Owen y el negro, los menos borrachos del grupo, los incitan a exterminarnos, y los otros obedecen a una especie de furor alcohólico.
—¡Abajo Kurtis! —exclaman—. ¡Al agua con el capitán! ¡Owen comandante! ¡Owen comandante!
El cabecilla es Owen, al que el negro sirve de segundo. El odio de estos dos hombres contra sus oficiales se manifiesta en este momento por una acción violenta que, aunque tuviese éxito, no variaría el estado de las cosas. Pero sus partidarios, incapaces de razonar, y armados cuando nosotros no lo estamos, los hacen temibles.
Viéndolos avanzar, Robert Kurtis va hacia ellos, y con una voz potente:
—¡Deponed las armas! —grita.
—¡Muerte al capitán! —aúlla Owen.
El miserable excita a sus cómplices con sus gestos, pero Robert Kurtis, apartando al grupo borracho, se dirige hacia él.
—¿Qué pretendes? —le pregunta.
—¡Que nadie mande a bordo de la balsa! —responde Owen—. ¡Aquí todos somos iguales!
¡Estúpida bestia! ¡Como si no fuésemos todos iguales frente a la miseria!
—Owen —dice por segunda vez el capitán—, ¡depon las armas!
—¡Adelante, vosotros! —grita Owen.
Se inicia la lucha. Owen y Wilson se precipitan sobre Robert Kurtis, que para los golpes con un trozo de verga, mientras Burke y Flaypol se lanzan sobre Falsten y sobre el bosseman. Yo tengo frente a mí al negro Jynxtrop, quien, blandiendo una azuela, trata de golpearme. Intento envolverlo con mis brazos, a fin de paralizar sus movimientos, pero la fuerza muscular de este bribón es superior a la mía. Después de haber luchado durante unos instantes, siento que voy a sucumbir, cuando Jynxtrop rueda sobre la plataforma arrastrándome en la caída. Ha sido André Letourneur, que lo ha cogido por una pierna y lo ha tirado al suelo.
Esta intervención me ha salvado. El negro, al caer, ha perdido su arma, de la que me apropio, y voy a romperle la cabeza… La mano de André me detiene a su vez.
En efecto, los amotinados están siendo rechazados hacia la proa de la balsa. Robert Kurtis, después de haber esquivado los golpes de Owen, acaba de agarrar un hacha y, levantando la mano, golpea.
Pero Owen se lanza a un lado, y el hacha alcanza a Wilson en todo el pecho. El miserable cae de espaldas fuera de la balsa, y desaparece.
—¡Sálvenlo! ¡Sálvenlo! —grita el bosseman.

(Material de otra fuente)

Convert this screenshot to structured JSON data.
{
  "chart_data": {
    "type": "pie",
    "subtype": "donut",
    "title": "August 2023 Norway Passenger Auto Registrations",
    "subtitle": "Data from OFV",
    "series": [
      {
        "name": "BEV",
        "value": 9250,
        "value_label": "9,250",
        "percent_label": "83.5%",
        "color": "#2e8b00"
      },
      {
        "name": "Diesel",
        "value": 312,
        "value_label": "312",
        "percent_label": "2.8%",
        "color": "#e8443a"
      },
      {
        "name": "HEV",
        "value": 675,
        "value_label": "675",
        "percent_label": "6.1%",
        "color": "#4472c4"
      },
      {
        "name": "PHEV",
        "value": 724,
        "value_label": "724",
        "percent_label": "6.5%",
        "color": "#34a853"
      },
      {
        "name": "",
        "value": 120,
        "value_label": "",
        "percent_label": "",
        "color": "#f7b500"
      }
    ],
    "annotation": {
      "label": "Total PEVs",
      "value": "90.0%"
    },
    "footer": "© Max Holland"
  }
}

—¡Está muerto! —responde Daoulas.
—¡Eh! ¡Pues por eso…! —exclama el bosseman sin acabar su frase.
Pero la muerte de Wilson ha puesto fin a la lucha. Flaypol y Burke, en el último grado de embriaguez, están caídos, inmóviles, y nosotros nos precipitamos sobre Jynxtrop, que es sólidamente amarrado a la base del mástil.
En cuanto a Owen, ha sido dominado por el carpintero y el bosseman. Entonces, se le acerca Robert Kurtis, que le dice:
—¡Reza al Señor, pues vas a morir!
—¡Tiene usted muchas ganas de comerme, eh! —responde Owen con una insolencia sin igual.
Esta terrible respuesta le salva la vida. Robert Kurtis tira el hacha que ya había levantado sobre Owen, y totalmente pálido va a sentarse a popa de la balsa.